Over the years as an engineer and producer, I’ve seen many producers and artist have stereo-related problems with their mix or arrangements. The common problems include phase relationship issues, mixes that do not translate well in mono, or an unrealistic track count because of unnecessary doubling of a mono signal into a stereo track. In this blogpost we will look at why working in mono can be beneficial for your production.
1. Check Your Mixes in Mono
In this day and age where there’s a ton of processing and effects going on, it is very easy to have sounds in your mixes be out of phase.

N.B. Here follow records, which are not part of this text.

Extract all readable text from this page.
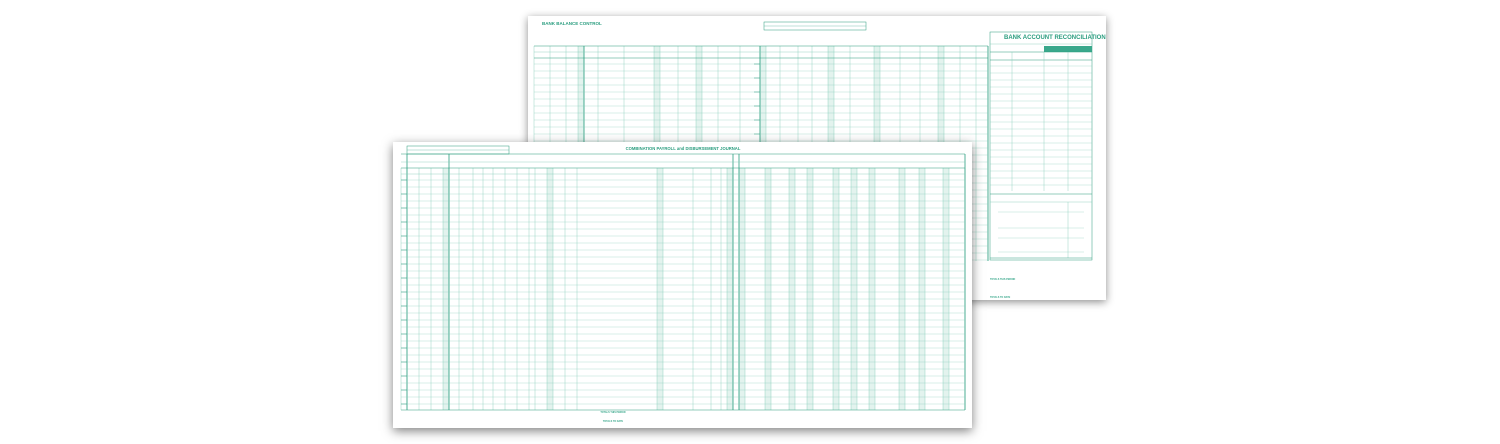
BANK BALANCE CONTROL
BANK ACCOUNT RECONCILIATION
TOTALS THIS PERIOD
TOTALS TO DATE
COMBINATION PAYROLL and DISBURSEMENT JOURNAL
TOTALS THIS PERIOD
TOTALS TO DATE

A good way to check and make sure that you are on the safe side is to use a correlation meter.
A correlation meter shows you if your mix is in phase or out of phase.
+1 means that your mix is in true mono (no differences between the left and right channels)
-1 means that your mix is totally out of phase
0 means your mix is in true stereo (two independent signals coming out from each left and right channel)
An ideal mix would want to hover between the 0 to +1 range. If you have a mix that goes below 0 and hovers between the 0 to -1 range, there are certain components of your mix that are out of phase. A correlation meter would normally be placed on your stereo mix buss but that doesn’t mean you can’t use it on individual tracks for mono compatibility.
If you do not have a monitor controller that can flip your stereo buss to mono, you can use a plug in (like Logic’s Gain) and flip it there. Listen to your mixes in mono frequently to check if any of your mix elements get lost. If they do, it could be that you are using a reverb wrongly, or there’s a sound patch that is out of phase, or could be that you are widening the mix too much.
2. Start Mixing in Mono
A good way to improve your mixing skills is to begin mixing in mono.
Mixing in mono forces you to use only EQ and volume balance to get a good mix. If you can achieve a good level of separation and build layers while in mono, your mix is going to translate well on radio and many portable mediums.
To help with the separation, try using mono reverbs such as the EMT 140 plate or set up a mono reverb of choice in your DAW. Mono reverbs help with depth and you’ll be amazed how well they work in stereo mixes.
3. Check Your Tracks
When opening up mix sessions from clients, I often see tracks that are supposed to be in mono but are on stereo tracks. You can easily tell when the track is actually in mono by looking at the track meters. If both L/R meters jump at exactly the same rate, they are certainly in mono. Again, you can double check by using a correlation meter. My approach to such tracks would be to split the tracks into two mono tracks and discard one (usually the right channel). This way you not only free up tracks but CPU resources!